Children's books, then and now

Maria Tatar, writing in The New York Times, looks at the changing standards for children’s books, comparing classics such as Peter Pan and Alice’s Adventure’s in Wonderland to modern works like Neil Gaiman’s The Graveyard Book and Suzanne Collin’s trilogy The Hunger Games.

Tatar, chair of Harvard’s folklore and mythology program, and editor of the just released The Annotated Peter Pan, observes that “the traditional villains of children’s books [are] fabulous monsters with a touch of the absurd. Like Maurice Sendak’s Wild Things and countless others, they walk a fine line between horror and zany eccentricity. They may frighten young readers, but their juvenile antics strip them of any real authority. ...

“Many authors of more recent books for children and teenagers have similarly crossed over to the dark side, and we applaud them for it.

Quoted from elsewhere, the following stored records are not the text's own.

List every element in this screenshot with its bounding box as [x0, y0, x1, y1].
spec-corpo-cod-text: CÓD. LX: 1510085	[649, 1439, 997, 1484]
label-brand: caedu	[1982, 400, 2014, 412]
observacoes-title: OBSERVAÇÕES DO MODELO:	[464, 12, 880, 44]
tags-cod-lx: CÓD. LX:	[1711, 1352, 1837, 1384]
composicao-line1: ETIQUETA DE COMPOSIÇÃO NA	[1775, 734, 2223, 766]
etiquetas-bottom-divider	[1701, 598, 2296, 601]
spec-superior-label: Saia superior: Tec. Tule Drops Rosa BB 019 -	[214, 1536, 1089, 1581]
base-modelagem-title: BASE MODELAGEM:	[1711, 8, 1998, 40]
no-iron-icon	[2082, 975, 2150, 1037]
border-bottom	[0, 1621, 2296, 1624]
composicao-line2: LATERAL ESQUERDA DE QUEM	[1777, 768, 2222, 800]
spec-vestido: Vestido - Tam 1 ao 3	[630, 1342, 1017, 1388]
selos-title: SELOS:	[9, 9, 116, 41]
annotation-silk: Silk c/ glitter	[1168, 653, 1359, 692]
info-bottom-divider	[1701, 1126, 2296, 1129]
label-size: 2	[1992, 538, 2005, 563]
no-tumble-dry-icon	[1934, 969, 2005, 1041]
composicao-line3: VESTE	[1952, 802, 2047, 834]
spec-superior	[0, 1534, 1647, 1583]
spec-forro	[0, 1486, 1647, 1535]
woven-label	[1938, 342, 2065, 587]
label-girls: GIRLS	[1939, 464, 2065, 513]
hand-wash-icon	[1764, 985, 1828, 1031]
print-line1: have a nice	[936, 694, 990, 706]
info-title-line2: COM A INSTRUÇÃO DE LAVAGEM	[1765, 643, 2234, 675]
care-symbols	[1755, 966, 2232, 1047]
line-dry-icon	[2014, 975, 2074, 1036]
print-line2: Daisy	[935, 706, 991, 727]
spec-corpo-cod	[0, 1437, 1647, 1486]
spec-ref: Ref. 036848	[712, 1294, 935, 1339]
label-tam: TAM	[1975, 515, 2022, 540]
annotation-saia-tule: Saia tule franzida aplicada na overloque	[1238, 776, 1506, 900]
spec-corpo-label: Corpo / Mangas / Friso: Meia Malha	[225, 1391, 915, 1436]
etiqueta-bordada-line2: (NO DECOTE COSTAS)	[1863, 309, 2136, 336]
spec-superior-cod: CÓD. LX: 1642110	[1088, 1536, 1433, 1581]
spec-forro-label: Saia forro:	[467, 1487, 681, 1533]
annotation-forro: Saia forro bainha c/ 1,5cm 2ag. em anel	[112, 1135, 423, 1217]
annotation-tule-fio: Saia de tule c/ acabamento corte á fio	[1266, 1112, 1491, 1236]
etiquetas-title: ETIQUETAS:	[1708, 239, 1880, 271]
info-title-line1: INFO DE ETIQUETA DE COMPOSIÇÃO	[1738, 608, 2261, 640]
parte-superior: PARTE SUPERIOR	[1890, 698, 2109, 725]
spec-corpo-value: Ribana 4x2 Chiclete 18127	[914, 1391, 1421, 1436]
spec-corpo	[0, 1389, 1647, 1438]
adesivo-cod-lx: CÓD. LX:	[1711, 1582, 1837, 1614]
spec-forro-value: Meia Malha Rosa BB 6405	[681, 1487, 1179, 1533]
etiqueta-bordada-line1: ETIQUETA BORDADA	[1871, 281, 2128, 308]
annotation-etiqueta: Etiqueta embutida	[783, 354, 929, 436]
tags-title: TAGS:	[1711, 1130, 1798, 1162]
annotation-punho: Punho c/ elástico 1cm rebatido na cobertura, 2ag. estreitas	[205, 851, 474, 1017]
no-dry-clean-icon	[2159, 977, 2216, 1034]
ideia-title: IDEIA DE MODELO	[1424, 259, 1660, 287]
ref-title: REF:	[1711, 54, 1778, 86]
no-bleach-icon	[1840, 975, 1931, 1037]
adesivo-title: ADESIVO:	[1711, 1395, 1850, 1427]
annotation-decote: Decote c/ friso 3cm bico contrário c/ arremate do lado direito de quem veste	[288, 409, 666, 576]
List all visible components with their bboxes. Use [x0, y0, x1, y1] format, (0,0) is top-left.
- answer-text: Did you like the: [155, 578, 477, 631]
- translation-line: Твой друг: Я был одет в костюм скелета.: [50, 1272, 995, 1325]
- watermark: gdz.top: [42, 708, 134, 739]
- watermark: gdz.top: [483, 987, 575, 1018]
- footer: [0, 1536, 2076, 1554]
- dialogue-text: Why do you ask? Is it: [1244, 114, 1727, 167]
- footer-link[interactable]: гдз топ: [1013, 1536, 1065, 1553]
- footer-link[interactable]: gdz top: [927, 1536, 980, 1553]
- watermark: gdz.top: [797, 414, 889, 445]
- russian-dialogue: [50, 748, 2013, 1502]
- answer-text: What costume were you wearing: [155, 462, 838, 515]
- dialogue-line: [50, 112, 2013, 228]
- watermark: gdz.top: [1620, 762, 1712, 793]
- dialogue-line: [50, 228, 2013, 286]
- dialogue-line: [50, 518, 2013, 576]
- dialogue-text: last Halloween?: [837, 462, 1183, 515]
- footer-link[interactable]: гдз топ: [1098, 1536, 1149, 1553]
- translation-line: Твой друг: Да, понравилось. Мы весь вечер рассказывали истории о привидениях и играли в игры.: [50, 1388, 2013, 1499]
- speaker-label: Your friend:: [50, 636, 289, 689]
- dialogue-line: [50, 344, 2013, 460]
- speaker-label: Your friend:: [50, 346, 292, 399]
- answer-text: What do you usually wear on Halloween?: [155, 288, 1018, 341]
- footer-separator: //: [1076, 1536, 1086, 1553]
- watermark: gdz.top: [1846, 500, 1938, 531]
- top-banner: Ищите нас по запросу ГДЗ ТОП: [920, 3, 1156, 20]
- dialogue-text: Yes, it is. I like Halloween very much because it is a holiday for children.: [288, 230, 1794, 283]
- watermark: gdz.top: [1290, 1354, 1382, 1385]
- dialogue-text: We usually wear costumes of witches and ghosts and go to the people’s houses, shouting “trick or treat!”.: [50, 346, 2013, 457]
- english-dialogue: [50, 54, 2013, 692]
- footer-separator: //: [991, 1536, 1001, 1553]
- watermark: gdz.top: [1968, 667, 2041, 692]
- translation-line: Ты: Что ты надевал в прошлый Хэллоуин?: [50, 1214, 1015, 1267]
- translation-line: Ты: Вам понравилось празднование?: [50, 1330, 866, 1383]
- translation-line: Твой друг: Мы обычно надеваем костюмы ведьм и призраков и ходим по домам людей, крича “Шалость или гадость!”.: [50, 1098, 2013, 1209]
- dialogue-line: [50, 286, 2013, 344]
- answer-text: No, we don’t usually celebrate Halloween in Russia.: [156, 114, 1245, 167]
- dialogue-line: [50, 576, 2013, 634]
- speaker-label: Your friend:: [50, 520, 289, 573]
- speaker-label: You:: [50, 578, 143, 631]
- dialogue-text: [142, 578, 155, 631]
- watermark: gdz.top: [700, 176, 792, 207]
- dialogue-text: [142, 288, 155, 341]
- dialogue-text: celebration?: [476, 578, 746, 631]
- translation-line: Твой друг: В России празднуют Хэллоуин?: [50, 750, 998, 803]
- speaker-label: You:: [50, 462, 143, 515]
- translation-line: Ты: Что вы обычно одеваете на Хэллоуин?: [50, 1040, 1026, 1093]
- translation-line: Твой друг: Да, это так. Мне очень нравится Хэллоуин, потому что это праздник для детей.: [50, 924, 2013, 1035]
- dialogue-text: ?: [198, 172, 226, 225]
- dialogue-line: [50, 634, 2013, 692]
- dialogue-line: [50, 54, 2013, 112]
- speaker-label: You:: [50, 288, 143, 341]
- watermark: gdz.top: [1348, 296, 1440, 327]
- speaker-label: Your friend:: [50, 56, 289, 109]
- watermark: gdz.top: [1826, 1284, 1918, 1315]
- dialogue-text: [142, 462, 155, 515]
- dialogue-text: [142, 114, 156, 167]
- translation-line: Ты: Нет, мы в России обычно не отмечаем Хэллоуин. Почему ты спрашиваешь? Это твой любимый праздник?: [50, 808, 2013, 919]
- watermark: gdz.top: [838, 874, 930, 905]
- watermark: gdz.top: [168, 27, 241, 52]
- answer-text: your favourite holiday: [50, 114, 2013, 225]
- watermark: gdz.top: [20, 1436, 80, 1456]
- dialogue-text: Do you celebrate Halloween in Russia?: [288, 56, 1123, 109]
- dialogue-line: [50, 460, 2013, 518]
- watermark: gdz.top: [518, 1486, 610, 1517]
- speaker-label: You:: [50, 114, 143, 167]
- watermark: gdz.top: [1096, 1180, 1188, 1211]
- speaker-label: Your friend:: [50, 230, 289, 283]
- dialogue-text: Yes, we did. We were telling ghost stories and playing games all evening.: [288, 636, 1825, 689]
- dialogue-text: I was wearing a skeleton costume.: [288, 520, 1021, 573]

But the savagery we offer children today is more unforgiving than it once was, and the shadows are rarely banished by comic relief. ... Children today get an unprecedented dose of adult reality in their books, sometimes without the redemptive beauty, cathartic humor and healing magic of an earlier time."  

Is this good or bad? Tatar quotes Philip Pullman, author of the trilogy The Dark Materials, who sees a positive side to the shift to more realistic story lines: " ‘There are some themes, some subjects, too large for adult fiction. They can only be dealt with adequately in a children’s book.’ ” Tatar adds that this might explain why “so many adults can be found browsing books in the children’s section and why books for children and young adults dominate best-seller lists.”

“Still,” she concludes, “it is hard not to mourn the decline of the literary tradition invented by Carroll and Barrie, for they also bridged generational divides. No other writers more fully entered the imaginative worlds of children—where danger is balanced by enchantment—and reproduced their magic on the page. In today’s stories, those safety zones are rapidly vanishing as adult anxieties edge out childhood fantasy.”

What do you think about the tone and tenor of children’s literature today?